A gold-rimmed carriage clock on Harriet’s desk chimed the hour. I looked up with a start: two o’clock and I still had three drawers to go. Mr. Contreras came in to see how I was doing.
“I just got back from scouting around. I think we’ve got the place to ourselves now. Need me to do anything?”
“Want to copy some of these documents? I think I’ve found something pretty hot. Don’t stop to read the stuff now; it’ll only get you too mad to go on.”
He was happy to help out, but had never used a copier before. Harriet’s Xerox was so complicated that it took a fair amount of time to get him comfortable using it. It was close to three when I got back to my papers.

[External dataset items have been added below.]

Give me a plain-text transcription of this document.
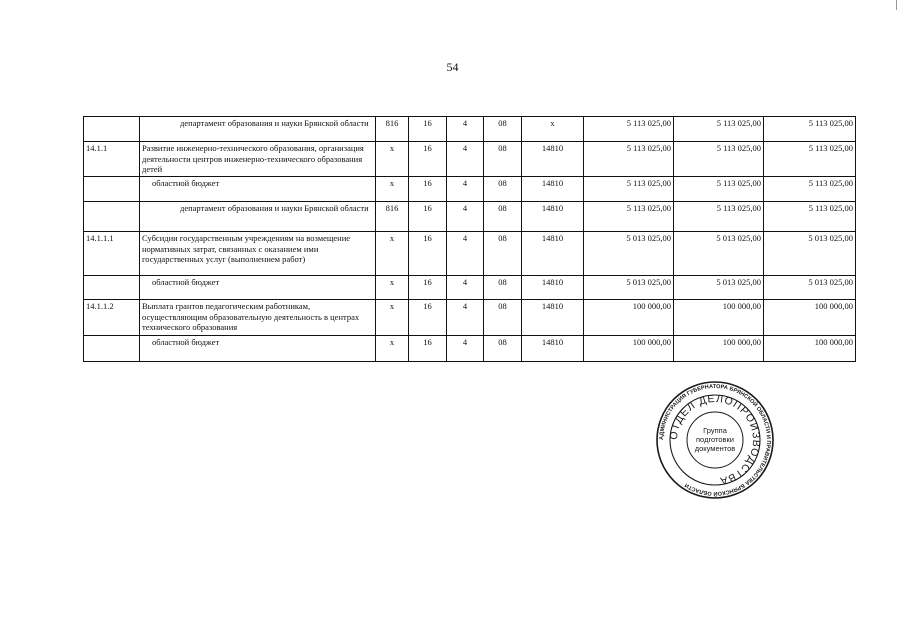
54

	департамент образования и науки Брянской области	816	16	4	08	х	5 113 025,00	5 113 025,00	5 113 025,00
14.1.1	Развитие инженерно-технического образования, организация деятельности центров инженерно-технического образования детей	х	16	4	08	14810	5 113 025,00	5 113 025,00	5 113 025,00

	областной бюджет	х	16	4	08	14810	5 113 025,00	5 113 025,00	5 113 025,00

	департамент образования и науки Брянской области	816	16	4	08	14810	5 113 025,00	5 113 025,00	5 113 025,00
14.1.1.1	Субсидии государственным учреждениям на возмещение нормативных затрат, связанных с оказанием ими государственных услуг (выполнением работ)	х	16	4	08	14810	5 013 025,00	5 013 025,00	5 013 025,00

	областной бюджет	х	16	4	08	14810	5 013 025,00	5 013 025,00	5 013 025,00
14.1.1.2	Выплата грантов педагогическим работникам, осуществляющим образовательную деятельность в центрах технического образования	х	16	4	08	14810	100 000,00	100 000,00	100 000,00

	областной бюджет	х	16	4	08	14810	100 000,00	100 000,00	100 000,00
АДМИНИСТРАЦИЯ ГУБЕРНАТОРА БРЯНСКОЙ ОБЛАСТИ И ПРАВИТЕЛЬСТВА БРЯНСКОЙ ОБЛАСТИ
ОТДЕЛ ДЕЛОПРОИЗВОДСТВА
Группа
подготовки
документов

I riffled through the remaining files quickly, hoping to fin
d a reference to Chicago Settlement. When I couldn’t find anything, I stashed the papers back where they belonged and turned once again to the stack dealing with Paragon Steel. Mr. Contreras finished his photocopying. Laying the copies next to me, he said with a delicate cough that he was going to find a men’s room. I nodded absently, forgetting Dick’s private john until after he’d disappeared down the hall.
I had just gotten to what looked like a juicy section, dealing with Paragon’s obligation to keep Diamond Head functioning, when Mr. Contreras came racing back in.
“Someone’s come in, doll. I think it may be the cops. I’d sort of wandered to the front, just giving the place the once-over—”
“Pack up your tools and explain the rest to me later. If they come here, I want them to find you in the act of restoring the vent cover.”
He stumbled back to the waiting room. I shoved the papers back in their folders and jammed them into the drawers any old way. I looked at the photocopies in momentary indecision. If it was indeed the cops and I got searched, I couldn’t be found with those on me.
I opened Harriet’s side drawer and took out a large manila envelope with Crawford, Mead’s return address on the corner. Stuffing my copies into it, I addressed the envelope to myself at my office and sprinted down the hall. I called out to Mr. Contreras as I left not to worry, that I wasn’t abandoning him.
Mr. Contreras was right: we had cops. I could hear them at the bottom of the interior staircase planning how to search the upper floors. Panicking slightly, I went from room to room until I found one with outgoing mail in a basket. I slid my envelope into the middle of the stack and walked back up the hall to join Mr. Contreras.
I got there just as one of the patrolmen came down the hall with the night guard from the lobby.